Sedangkan ketika duduk di bangku SMP, tepatnya di SMP N 6 Purwakarta Asep mengaku memiliki kesan yang sangat luar biasa. Gedung sekolahnya berada di ujung perkampungan Purnawarman dan dikeliling kebun bambu. Bahkan, sekolahnya ini juga dekat dengan Sungai Cikao Purwakarta. Sungat terpanjang di daerah itu.
“Jadi kalau sedang istirahat, saya sering main ke Sungai Cikao yang ada di belakang sekolah. Masih cukup jauh sih dari lokasi sekolah. Tetapi antara sekolah menuju Sungai Cikao ini tidak ada rumah. Terhampar kebun yang cukup luas. Saya sering mengamati aneka tanaman di sekitar sekolah. Saya merasa nyaman ketika di suatu tempat banyak tanaman. Intinya sejak kecil saya suka dengan keindahan, pemandangan alam dan aneka tanaman,” terangnya.
Singat cerita, sambung Asep, ketika lulus sekolah SMA, dirinya bertemu dengan salah seorang pengusaha kaya raya asal Sumedang di terminal Pasar Malangbong. Pertemuannya itu tidak disengaja dan tidak direncanakan. “Saat itu saya pulang dari Bandung untuk mendaftar kuliah di salah satu perguruan tinggi di Bandung. Karena pulang malam, saya nongkrong di terminal sambil menikmati suasana Malam Alun-Alun Malangbong yang berada dekat dengan Pasar Malangbong. Saya melihat salah seorang kakek tua turun dari mobil mewah dan kemudian memesan kopi. Kemudian kakek itu duduk di samping saya dan tanpa basa basi langsung mengajak ngobrol,” ungkap Asep.

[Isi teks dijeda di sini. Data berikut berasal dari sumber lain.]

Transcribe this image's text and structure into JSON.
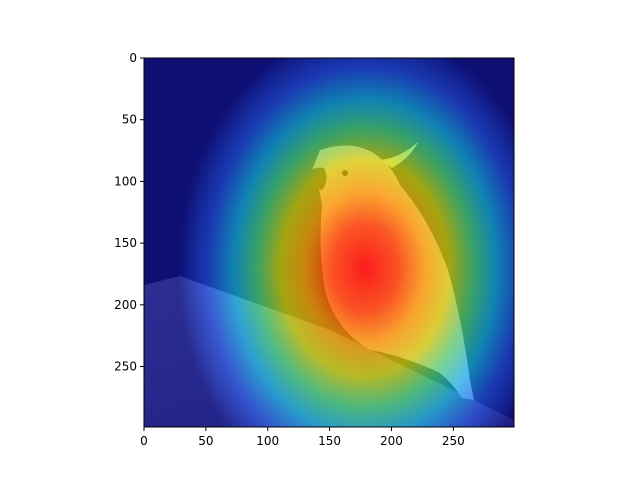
{
  "figure": {
    "description_visible": false
  },
  "chart_data": {
    "type": "heatmap",
    "title": "",
    "xlabel": "",
    "ylabel": "",
    "xlim": [
      0,
      299
    ],
    "ylim": [
      299,
      0
    ],
    "x_ticks": [
      0,
      50,
      100,
      150,
      200,
      250
    ],
    "y_ticks": [
      0,
      50,
      100,
      150,
      200,
      250
    ],
    "colormap": "jet",
    "overlay_on_photo": true,
    "photo_subject": "pink cockatoo perched on a wooden ledge",
    "heat_peak": {
      "x": 180,
      "y": 170
    },
    "heat_spread": {
      "x": 70,
      "y": 95
    }
  },
  "colors": {
    "frame": "#000000",
    "background": "#ffffff",
    "jet_low": "#00008f",
    "jet_mid": "#80ff80",
    "jet_high": "#ff0000"
  }
}
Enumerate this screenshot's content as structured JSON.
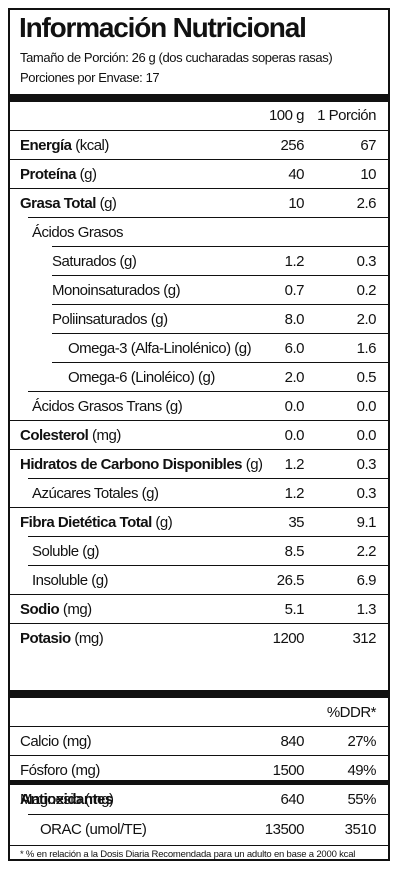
{
  "title": "Información Nutricional",
  "serving_size": "Tamaño de Porción: 26 g (dos cucharadas soperas rasas)",
  "servings_per_container": "Porciones por Envase: 17",
  "columns": {
    "per_100g": "100 g",
    "per_serving": "1 Porción"
  },
  "nutrients": [
    {
      "name": "Energía",
      "unit": " (kcal)",
      "v100": "256",
      "vserv": "67",
      "bold": true,
      "indent": 0
    },
    {
      "name": "Proteína",
      "unit": " (g)",
      "v100": "40",
      "vserv": "10",
      "bold": true,
      "indent": 0
    },
    {
      "name": "Grasa Total",
      "unit": " (g)",
      "v100": "10",
      "vserv": "2.6",
      "bold": true,
      "indent": 0
    },
    {
      "name": "Ácidos Grasos",
      "unit": "",
      "v100": "",
      "vserv": "",
      "bold": false,
      "indent": 1
    },
    {
      "name": "Saturados (g)",
      "unit": "",
      "v100": "1.2",
      "vserv": "0.3",
      "bold": false,
      "indent": 2
    },
    {
      "name": "Monoinsaturados (g)",
      "unit": "",
      "v100": "0.7",
      "vserv": "0.2",
      "bold": false,
      "indent": 2
    },
    {
      "name": "Poliinsaturados (g)",
      "unit": "",
      "v100": "8.0",
      "vserv": "2.0",
      "bold": false,
      "indent": 2
    },
    {
      "name": "Omega-3 (Alfa-Linolénico) (g)",
      "unit": "",
      "v100": "6.0",
      "vserv": "1.6",
      "bold": false,
      "indent": 3
    },
    {
      "name": "Omega-6 (Linoléico) (g)",
      "unit": "",
      "v100": "2.0",
      "vserv": "0.5",
      "bold": false,
      "indent": 3
    },
    {
      "name": "Ácidos Grasos Trans (g)",
      "unit": "",
      "v100": "0.0",
      "vserv": "0.0",
      "bold": false,
      "indent": 1
    },
    {
      "name": "Colesterol",
      "unit": " (mg)",
      "v100": "0.0",
      "vserv": "0.0",
      "bold": true,
      "indent": 0
    },
    {
      "name": "Hidratos de Carbono Disponibles",
      "unit": " (g)",
      "v100": "1.2",
      "vserv": "0.3",
      "bold": true,
      "indent": 0
    },
    {
      "name": "Azúcares Totales (g)",
      "unit": "",
      "v100": "1.2",
      "vserv": "0.3",
      "bold": false,
      "indent": 1
    },
    {
      "name": "Fibra Dietética Total",
      "unit": " (g)",
      "v100": "35",
      "vserv": "9.1",
      "bold": true,
      "indent": 0
    },
    {
      "name": "Soluble (g)",
      "unit": "",
      "v100": "8.5",
      "vserv": "2.2",
      "bold": false,
      "indent": 1
    },
    {
      "name": "Insoluble (g)",
      "unit": "",
      "v100": "26.5",
      "vserv": "6.9",
      "bold": false,
      "indent": 1
    },
    {
      "name": "Sodio",
      "unit": " (mg)",
      "v100": "5.1",
      "vserv": "1.3",
      "bold": true,
      "indent": 0
    },
    {
      "name": "Potasio",
      "unit": " (mg)",
      "v100": "1200",
      "vserv": "312",
      "bold": true,
      "indent": 0
    }
  ],
  "ddr_header": "%DDR*",
  "minerals": [
    {
      "name": "Calcio (mg)",
      "v100": "840",
      "ddr": "27%"
    },
    {
      "name": "Fósforo (mg)",
      "v100": "1500",
      "ddr": "49%"
    },
    {
      "name": "Magnesio (mg)",
      "v100": "640",
      "ddr": "55%"
    }
  ],
  "antioxidants": {
    "title": "Antioxidantes",
    "name": "ORAC (umol/TE)",
    "v100": "13500",
    "vserv": "3510"
  },
  "footnote": "* % en relación a la Dosis Diaria Recomendada para un adulto en base a 2000 kcal"
}
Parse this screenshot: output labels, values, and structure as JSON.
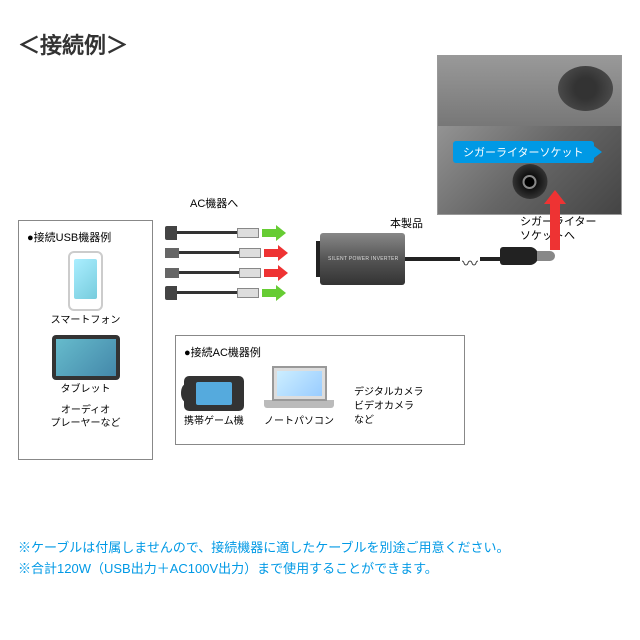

Asep mengatakan, kakek tua yang memiliki mobil mewah itu bertanya nama, asal dan cita-cita setelah lulus sekolah SMA. Asep tanpa merasa canggung menjawab semua pertanyaan pria tua itu. Asep mengaku ingin kuliah dan bisa bekerja di perusahaan besar. Namun ternyata jawaban itu mendapat pandangan yang lain dari si kakek.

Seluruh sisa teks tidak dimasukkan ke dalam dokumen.